El derrumbe de la productividad de nuestra escuadra es dramático. En las eliminatorias al mundial del 2014, Chile hizo 1,81 goles por partido y quedó tercero. En el proceso para Rusia 2018 se convirtieron 1,44 goles por partido. En el intento por clasificar a Catar 2022 solo 1,06 y en las eliminatorias al mundial que comenzó esta semana apenas 0,5. ¿Se da cuenta la farra? Nadie hubiese anticipado en septiembre del 2014 el fracaso en los tres mundiales siguientes. Otra similitud con la economía. En ese mismo mes se publicaron estimaciones del PIB tendencial futuro para Chile: 4,3% el 2015 y 2016; 4,4% el 2017 y 2018, y un fantástico 4,5% para el 2019. Es decir, la apuesta era al alza. Más perdido que el Tigre Gareca.

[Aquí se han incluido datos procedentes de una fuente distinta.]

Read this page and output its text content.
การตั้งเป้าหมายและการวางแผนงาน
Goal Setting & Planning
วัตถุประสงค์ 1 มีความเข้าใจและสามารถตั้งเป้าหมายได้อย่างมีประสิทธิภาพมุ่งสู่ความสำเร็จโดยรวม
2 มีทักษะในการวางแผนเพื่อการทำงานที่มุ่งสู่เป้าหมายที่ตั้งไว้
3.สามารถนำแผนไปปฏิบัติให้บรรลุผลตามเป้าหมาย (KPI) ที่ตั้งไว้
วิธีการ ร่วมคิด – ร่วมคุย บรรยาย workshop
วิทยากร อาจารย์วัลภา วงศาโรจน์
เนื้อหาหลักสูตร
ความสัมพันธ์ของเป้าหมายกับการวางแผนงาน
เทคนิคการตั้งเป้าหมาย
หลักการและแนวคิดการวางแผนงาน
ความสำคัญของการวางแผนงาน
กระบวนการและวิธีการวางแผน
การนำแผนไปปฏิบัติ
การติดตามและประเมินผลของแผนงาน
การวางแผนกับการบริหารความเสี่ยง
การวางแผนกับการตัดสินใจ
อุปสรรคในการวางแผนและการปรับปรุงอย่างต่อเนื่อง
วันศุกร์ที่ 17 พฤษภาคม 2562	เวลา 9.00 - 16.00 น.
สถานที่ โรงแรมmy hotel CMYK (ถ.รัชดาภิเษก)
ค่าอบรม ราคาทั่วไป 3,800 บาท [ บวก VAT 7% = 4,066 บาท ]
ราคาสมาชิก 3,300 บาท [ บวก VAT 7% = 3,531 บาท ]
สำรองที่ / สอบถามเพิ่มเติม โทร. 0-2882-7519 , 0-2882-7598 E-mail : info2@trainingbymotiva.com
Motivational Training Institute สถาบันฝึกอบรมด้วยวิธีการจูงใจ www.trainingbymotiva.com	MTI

Volvamos al deporte. Entonces, el punto de inflexión fue posterior al 2014. Quizás las Copas América del 2015 y 2016 retrasaron el análisis de lo que estaba fallando —algo así como cuando Chile pasó de crecer un 1,4% (2017) al 4% (2018) y todos felices—, pero igual sorprende la poca reacción frente a lo que era evidente. Después de esos triunfos, ¿no debería haber alertado no clasificar al mundial del 2018? Nueva coincidencia: muchos se confiaron en que el progreso estaba asegurado en el fútbol.
¿Qué pudo haber impedido reconocer ese error de diagnóstico? La naturaleza humana. Mientras más reciente es el problema, menos probable es que los responsables lo asuman. En economía los tiempos son distintos, pero la lógica aplica. Ejemplo: ahora se argumenta que el inicio del estancamiento estuvo por ahí por el 2011 o 2012, tratando de alejarlo de lo que se hizo a partir del 2014. Como hincha de la UC siento afecto por Juan Antonio Pizzi, pero de ahí a obviar que en su gestión como entrenador (2016-17) hubo errores o que todo partió con Sampaoli es estirar mucho el elástico.
Y así llegamos al ingrato 2025. El 10 de junio Chile perdió con Bolivia y quedó matemáticamente eliminado de la Copa del Mundo 2026. Hasta el final había gente que tenía esperanza. Amorosos. Dado cómo se jugaba en ese momento, eso era como asumir que las predicciones de la Dipres serían acertadas. En julio del 2025, la institución estimó que el déficit estructural para ese año sería 1,8% del PIB. Terminó siendo 3,7%.
Así, en poco más de una década, pasamos de la euforia total a ser últimos en las eliminatorias y de tener un crecimiento del PIB tendencial del 4,5% a uno de 2%. Como suele decirse: “En el fútbol se gana, se empata o se aprende”. En economía, ¿cómo andamos por casa?